We have asked for an explanation of the reasons for the decision(9 wks ago); put in a data subject access request(7 wks ago); and lodged an appeal (6wks ago). Although we were told reconsideration of his case would be fast tracked (because of him expressing suicidal thoughts when invited for an interview at the Jobcentre) all we have received so far is a copy of his ESA85A.
What I'd like to know from others with experience of these forms is whether it is usual for them to use a standard form of words for the opening of each sentence i.e.
"The available evidence does not suggest that.."
and then list all of the descriptors, physical and mental and the exceptional circumstances, with no distinction being made between descriptors which are totally irrelevant and which we have never suggested would apply eg
"There is no evidence that the client is currently pregnant" - I'm not joking!!
and those for which we felt we had made a strong case for a support group finding e.g.
"The available evidence does not suggest the client cannot engage in any social contact due to difficulty relating to others or to their own significant distress due to cognitive impairment or mental disorder"
Because all the descriptors are dismissed in the same way I can't tell on which ones he may have scored some points. And he must have scored some points or he wouldn't have been awarded ESA at all. For instance it is possible that the nurse concluded that he has some problems with social situations but not to the top level that justifies the support group - but the form doesn't indicate if that is her finding.

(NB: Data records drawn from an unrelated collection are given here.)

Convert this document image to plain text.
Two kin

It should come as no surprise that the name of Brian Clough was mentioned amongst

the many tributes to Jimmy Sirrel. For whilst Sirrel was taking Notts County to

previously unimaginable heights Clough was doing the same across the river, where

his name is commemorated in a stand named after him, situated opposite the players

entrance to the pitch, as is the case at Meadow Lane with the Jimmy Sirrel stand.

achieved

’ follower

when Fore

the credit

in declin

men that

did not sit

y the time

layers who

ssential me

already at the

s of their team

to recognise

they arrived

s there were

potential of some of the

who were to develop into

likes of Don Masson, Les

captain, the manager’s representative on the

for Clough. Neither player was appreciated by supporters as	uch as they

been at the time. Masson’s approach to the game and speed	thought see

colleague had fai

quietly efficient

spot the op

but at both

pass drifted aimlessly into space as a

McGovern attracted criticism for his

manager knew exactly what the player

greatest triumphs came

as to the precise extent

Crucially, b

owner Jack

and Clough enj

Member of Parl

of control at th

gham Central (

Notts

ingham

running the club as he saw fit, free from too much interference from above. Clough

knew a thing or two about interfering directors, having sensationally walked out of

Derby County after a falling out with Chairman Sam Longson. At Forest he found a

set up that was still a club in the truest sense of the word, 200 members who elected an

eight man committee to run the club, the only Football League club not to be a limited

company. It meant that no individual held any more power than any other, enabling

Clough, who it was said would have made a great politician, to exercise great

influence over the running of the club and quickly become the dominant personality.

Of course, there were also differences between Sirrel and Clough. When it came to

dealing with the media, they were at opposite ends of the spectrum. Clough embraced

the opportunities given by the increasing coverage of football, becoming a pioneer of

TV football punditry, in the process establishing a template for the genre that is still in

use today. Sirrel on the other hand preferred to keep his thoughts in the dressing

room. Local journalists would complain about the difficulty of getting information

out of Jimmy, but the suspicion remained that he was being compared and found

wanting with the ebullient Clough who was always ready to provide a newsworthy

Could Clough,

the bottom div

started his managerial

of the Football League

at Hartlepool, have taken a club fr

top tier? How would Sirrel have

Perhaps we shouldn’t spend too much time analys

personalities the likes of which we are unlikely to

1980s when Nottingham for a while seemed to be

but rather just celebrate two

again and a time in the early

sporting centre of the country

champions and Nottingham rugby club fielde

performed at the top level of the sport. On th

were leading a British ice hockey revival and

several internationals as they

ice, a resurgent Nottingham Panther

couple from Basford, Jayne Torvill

I have tried to spot if there are any descriptors missing from the list in case those are the ones where he has scored some points. There are a few gaps but they don't seem to signify anything since the missing indicators include having a notifiable disease(he hasn't) awareness of hazard (not really a problem for him) and going out (which certainly is).

Confusingly for the other descriptor where we felt we'd put forward strong evidence for inclusion in the support group, namely reliably initiating and completing two sequential personal actions, the comment on the form combines two different tests and only partially quotes the key one:
"The available evidence does not suggest the client has a mental disorder or cognitive impairment that would prevent them from learning a simple task or completing at least wto sequential personal actions."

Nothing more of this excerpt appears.